Questa Corte ha pure affermato che nel giudizio di rinvio -ed eventualmente in quello
successivo di legittimità qualora non si sia provveduto – deve essere riconosciuta la
sopravvenuta “abolitio criminis” anche quando l’annullamento non abbia attinto i punti della
decisione riguardanti i presupposti della condanna (Sez. 6, n. 41683 del 19/10/2010, Ndaw e
altro, Rv. 248720).
7. Il ricorso della PINNELLI in relazione al residuo reato di cui all’art. 639 cod. pen. va
rigettato.
Invero, le doglianze proposte si limitano a riproporre in maniera del tutto assertiva la tesi

Esse mirano ad una rivalutazione delle prove e pongono effettivamente una questione sul
travisamento del “fatto”, non ammissibile in sede di legittimità.
D’altronde, l’unico vizio deducibile, ovvero quello di “travisamento delle prove”, sussiste solo
nel contrasto sul significante, ossia sul contenuto testuale delle stesse prove, e non sul loro
significato, ovvero sulla valutazione attribuita a tale contenuto.
Va qui ricordato, infatti, che, in virtù della previsione di cui all’art. 606, comma primo, lett. e)

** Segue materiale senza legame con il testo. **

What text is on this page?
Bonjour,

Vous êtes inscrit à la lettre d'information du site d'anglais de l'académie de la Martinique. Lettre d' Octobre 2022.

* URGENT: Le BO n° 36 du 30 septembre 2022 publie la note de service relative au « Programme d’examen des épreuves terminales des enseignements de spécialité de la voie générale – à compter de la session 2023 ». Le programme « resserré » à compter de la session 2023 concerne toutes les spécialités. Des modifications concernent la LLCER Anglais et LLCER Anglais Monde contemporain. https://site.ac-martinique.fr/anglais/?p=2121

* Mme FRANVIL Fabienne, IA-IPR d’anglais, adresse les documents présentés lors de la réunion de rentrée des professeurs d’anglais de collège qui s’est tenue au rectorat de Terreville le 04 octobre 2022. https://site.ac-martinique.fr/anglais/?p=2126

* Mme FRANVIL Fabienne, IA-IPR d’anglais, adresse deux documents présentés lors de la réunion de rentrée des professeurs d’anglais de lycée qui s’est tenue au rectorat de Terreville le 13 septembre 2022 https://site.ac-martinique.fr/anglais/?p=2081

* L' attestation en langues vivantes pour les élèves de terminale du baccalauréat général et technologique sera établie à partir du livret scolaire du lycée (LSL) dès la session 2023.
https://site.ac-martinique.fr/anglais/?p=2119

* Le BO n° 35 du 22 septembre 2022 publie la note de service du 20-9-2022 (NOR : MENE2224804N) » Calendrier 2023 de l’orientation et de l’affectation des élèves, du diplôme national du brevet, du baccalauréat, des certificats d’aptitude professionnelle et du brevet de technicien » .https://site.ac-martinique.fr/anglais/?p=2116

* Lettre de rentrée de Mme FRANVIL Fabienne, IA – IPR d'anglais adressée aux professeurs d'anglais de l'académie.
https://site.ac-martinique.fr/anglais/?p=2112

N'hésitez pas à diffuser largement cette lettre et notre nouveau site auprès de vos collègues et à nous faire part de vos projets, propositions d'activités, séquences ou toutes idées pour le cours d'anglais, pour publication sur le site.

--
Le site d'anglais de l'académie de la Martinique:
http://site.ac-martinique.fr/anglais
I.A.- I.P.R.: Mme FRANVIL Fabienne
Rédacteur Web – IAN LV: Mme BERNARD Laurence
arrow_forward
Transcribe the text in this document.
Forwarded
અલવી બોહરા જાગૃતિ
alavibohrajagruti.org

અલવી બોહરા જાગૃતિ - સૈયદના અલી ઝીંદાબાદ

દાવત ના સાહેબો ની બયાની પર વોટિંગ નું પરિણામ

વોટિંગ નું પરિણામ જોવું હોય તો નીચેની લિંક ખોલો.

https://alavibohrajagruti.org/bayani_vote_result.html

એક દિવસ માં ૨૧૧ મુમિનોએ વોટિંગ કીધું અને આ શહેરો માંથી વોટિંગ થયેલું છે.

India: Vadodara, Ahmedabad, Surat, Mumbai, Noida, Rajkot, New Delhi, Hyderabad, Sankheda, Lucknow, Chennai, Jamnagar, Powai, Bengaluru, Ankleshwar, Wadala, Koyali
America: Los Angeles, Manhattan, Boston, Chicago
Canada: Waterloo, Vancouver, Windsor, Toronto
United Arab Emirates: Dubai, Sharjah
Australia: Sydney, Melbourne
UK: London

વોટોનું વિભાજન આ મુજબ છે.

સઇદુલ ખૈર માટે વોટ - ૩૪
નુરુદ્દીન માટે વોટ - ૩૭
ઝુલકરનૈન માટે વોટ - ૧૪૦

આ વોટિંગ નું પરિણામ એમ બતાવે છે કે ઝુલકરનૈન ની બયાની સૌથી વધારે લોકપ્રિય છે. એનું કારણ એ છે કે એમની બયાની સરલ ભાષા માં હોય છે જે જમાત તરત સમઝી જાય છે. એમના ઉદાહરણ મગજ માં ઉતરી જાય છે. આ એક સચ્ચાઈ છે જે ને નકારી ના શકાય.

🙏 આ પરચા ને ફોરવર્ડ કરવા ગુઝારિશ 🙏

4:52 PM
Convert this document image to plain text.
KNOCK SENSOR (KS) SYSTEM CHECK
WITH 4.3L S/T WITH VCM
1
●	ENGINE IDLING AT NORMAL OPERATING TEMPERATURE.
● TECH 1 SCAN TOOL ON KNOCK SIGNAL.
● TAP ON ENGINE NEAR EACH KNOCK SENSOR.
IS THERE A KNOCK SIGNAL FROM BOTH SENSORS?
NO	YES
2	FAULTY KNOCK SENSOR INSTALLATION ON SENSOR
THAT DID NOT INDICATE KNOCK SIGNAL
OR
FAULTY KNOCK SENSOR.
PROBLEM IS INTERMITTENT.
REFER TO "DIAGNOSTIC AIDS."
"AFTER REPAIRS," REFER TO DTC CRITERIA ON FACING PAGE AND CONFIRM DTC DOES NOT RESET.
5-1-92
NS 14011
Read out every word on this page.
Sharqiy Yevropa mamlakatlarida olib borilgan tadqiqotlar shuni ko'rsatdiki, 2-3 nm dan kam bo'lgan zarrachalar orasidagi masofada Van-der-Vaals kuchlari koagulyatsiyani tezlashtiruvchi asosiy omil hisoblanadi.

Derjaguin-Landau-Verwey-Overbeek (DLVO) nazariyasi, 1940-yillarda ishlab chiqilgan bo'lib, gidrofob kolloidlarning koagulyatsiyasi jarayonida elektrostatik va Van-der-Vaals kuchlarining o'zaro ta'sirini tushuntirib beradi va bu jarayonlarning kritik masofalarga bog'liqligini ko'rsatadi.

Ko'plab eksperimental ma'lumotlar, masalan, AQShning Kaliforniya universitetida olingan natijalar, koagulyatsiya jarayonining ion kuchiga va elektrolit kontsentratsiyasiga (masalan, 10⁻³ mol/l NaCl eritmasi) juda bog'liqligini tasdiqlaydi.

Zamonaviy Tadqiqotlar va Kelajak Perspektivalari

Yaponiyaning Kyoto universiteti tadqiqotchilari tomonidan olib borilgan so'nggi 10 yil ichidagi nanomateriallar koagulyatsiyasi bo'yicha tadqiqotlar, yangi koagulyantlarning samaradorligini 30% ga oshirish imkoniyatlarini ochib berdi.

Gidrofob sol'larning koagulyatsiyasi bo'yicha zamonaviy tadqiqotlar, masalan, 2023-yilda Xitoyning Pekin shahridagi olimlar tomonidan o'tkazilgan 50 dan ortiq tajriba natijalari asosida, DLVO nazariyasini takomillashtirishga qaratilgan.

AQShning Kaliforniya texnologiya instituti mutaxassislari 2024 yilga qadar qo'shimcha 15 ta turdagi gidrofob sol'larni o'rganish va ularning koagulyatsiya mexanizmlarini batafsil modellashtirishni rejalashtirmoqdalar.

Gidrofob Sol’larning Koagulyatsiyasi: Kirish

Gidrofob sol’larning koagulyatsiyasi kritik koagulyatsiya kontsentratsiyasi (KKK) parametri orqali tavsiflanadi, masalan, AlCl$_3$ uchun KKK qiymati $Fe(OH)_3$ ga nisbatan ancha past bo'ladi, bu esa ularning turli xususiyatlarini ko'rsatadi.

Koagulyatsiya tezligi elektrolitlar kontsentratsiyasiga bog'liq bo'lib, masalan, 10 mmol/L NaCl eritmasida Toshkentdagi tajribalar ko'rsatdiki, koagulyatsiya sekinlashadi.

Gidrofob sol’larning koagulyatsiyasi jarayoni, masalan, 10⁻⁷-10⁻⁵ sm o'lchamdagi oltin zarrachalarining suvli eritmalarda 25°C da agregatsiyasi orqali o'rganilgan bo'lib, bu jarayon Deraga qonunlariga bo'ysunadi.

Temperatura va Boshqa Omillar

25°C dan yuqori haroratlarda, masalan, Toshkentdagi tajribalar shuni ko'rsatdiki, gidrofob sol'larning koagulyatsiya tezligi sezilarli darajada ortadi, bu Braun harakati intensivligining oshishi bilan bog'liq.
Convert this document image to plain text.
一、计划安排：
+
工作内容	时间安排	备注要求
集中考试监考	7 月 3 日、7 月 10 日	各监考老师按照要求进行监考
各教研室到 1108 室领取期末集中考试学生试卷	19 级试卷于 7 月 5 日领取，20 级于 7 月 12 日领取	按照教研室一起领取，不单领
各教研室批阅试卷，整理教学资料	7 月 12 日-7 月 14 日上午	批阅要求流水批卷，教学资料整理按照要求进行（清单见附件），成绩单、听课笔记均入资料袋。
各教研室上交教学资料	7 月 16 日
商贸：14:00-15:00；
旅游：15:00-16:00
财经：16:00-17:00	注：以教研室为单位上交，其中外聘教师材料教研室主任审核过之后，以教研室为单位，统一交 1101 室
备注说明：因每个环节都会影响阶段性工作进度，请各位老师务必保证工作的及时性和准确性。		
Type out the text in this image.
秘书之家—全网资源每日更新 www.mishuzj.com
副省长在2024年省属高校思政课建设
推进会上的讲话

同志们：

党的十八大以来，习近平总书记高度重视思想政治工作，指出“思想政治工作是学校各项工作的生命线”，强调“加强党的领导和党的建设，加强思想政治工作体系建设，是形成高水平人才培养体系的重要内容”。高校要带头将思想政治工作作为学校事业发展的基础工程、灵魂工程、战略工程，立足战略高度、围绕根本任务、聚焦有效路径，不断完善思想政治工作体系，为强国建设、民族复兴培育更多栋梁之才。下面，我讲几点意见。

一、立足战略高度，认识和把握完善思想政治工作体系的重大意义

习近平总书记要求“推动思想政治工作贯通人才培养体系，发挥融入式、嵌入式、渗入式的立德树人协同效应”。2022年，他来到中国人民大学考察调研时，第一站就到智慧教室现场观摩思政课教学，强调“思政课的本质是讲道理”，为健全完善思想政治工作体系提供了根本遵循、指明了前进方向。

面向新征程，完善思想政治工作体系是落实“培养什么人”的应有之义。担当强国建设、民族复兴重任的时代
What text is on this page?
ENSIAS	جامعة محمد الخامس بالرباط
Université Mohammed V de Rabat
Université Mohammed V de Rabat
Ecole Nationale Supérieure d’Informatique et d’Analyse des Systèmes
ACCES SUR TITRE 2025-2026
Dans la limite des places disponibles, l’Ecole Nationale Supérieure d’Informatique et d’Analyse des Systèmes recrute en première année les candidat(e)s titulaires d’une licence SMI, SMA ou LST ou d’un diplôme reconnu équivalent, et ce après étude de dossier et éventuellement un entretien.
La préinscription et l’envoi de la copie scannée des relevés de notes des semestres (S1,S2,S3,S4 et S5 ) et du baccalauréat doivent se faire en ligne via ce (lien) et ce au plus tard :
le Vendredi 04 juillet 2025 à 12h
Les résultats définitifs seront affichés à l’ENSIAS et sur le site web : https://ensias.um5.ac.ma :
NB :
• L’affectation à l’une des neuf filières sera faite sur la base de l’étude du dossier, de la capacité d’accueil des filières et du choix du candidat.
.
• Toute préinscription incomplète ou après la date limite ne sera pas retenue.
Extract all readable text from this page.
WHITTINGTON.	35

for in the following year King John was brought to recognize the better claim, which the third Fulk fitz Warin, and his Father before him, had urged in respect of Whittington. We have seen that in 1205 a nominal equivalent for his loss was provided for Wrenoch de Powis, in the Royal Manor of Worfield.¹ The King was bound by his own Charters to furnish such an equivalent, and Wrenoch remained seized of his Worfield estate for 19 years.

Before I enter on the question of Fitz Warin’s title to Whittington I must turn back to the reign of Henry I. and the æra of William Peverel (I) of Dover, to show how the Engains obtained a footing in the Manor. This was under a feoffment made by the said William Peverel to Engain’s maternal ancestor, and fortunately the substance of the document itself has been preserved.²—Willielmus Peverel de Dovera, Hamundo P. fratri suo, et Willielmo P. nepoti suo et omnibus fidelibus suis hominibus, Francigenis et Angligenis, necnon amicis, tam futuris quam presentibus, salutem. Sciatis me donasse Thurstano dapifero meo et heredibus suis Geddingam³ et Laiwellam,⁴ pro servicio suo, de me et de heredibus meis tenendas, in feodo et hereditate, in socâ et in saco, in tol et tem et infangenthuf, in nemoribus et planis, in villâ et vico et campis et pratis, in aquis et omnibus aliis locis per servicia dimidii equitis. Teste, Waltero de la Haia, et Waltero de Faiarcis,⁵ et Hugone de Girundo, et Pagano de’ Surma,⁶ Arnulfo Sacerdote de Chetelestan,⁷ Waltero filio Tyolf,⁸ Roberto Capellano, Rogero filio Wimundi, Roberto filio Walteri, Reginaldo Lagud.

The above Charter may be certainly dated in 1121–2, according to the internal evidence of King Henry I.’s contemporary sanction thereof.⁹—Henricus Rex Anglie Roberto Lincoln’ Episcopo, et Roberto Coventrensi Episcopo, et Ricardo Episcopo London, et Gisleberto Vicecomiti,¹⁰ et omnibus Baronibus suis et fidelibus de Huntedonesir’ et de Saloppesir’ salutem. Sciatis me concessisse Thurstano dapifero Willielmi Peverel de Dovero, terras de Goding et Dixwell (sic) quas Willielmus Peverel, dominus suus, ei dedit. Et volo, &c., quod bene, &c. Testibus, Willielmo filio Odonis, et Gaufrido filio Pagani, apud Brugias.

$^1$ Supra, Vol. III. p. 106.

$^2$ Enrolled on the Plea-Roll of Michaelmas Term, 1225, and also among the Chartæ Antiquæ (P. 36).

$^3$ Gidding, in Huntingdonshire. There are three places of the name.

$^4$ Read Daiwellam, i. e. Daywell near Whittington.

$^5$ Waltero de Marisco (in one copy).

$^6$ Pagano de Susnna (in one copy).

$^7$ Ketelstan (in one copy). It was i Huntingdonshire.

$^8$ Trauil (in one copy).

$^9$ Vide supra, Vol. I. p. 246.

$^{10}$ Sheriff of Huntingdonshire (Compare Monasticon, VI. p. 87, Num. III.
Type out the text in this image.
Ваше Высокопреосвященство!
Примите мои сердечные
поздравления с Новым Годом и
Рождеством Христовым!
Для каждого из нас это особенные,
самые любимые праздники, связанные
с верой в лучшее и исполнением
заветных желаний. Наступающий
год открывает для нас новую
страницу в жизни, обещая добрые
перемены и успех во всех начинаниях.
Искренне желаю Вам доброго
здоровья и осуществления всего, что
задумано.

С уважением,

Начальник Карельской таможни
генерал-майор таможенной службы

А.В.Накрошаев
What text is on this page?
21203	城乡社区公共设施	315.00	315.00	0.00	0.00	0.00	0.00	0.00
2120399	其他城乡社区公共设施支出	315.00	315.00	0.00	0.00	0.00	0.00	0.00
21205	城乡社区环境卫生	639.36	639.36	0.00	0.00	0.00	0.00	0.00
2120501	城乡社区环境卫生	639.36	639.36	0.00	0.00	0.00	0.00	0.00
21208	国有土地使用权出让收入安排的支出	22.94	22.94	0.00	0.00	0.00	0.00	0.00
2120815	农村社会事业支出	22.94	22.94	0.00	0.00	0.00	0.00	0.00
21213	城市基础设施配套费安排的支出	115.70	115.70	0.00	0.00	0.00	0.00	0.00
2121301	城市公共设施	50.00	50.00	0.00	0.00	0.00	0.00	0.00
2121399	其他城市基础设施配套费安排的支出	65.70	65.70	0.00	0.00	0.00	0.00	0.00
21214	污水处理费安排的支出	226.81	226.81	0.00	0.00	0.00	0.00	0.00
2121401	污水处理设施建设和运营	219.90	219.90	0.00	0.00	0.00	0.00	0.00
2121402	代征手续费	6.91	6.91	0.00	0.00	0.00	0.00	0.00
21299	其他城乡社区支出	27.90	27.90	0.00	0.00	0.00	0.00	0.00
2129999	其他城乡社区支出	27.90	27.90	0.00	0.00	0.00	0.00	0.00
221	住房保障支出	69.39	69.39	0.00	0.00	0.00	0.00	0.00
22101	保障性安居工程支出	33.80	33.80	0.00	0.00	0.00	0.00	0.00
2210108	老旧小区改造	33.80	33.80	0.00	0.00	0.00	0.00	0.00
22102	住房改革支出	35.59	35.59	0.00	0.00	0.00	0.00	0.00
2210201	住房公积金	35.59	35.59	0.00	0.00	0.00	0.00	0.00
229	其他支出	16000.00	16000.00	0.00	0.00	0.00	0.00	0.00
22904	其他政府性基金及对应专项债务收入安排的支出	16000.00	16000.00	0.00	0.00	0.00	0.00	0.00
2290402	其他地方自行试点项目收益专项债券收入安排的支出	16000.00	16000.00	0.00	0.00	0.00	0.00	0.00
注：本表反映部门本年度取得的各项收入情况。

cod. proc. pen. (novellata dall’art. 8 della L. n. 46 del 2006), costituisce vizio denunziabile in
cassazione solo la contraddittorietà della motivazione risultante dal testo del provvedimento
impugnato, ovvero da altri atti del processo indicati nei motivi di gravame e, pertanto, l’errore
cosiddetto revocatorio che cadendo sul significante e non sul significato della prova si traduce
nell’utilizzo di una prova inesistente per effetto di una errata percezione di quanto riportato
dall’atto istruttorio (Sez. 5, n. 18542 del 21/01/2011, Carone, Rv. 250168).
Peraltro, non può certamente formare oggetto di ricorso per Cassazione la valutazione di
contrasti testimoniali, la scelta tra divergenti versioni ed interpretazioni dei fatti e l’indagine
sull’attendibilità dei testimoni, salvo il controllo sulla congruità e logicità della motivazione
adottata dal giudice di merito, che, nella specie, appare coerente e logica (ex multis, Sez. 5, n.
9338 del 12/12/2012, Maggio, Rv. 255087; Sez. 2, n. 20806 del 05/05/2011, Tosto, Rv.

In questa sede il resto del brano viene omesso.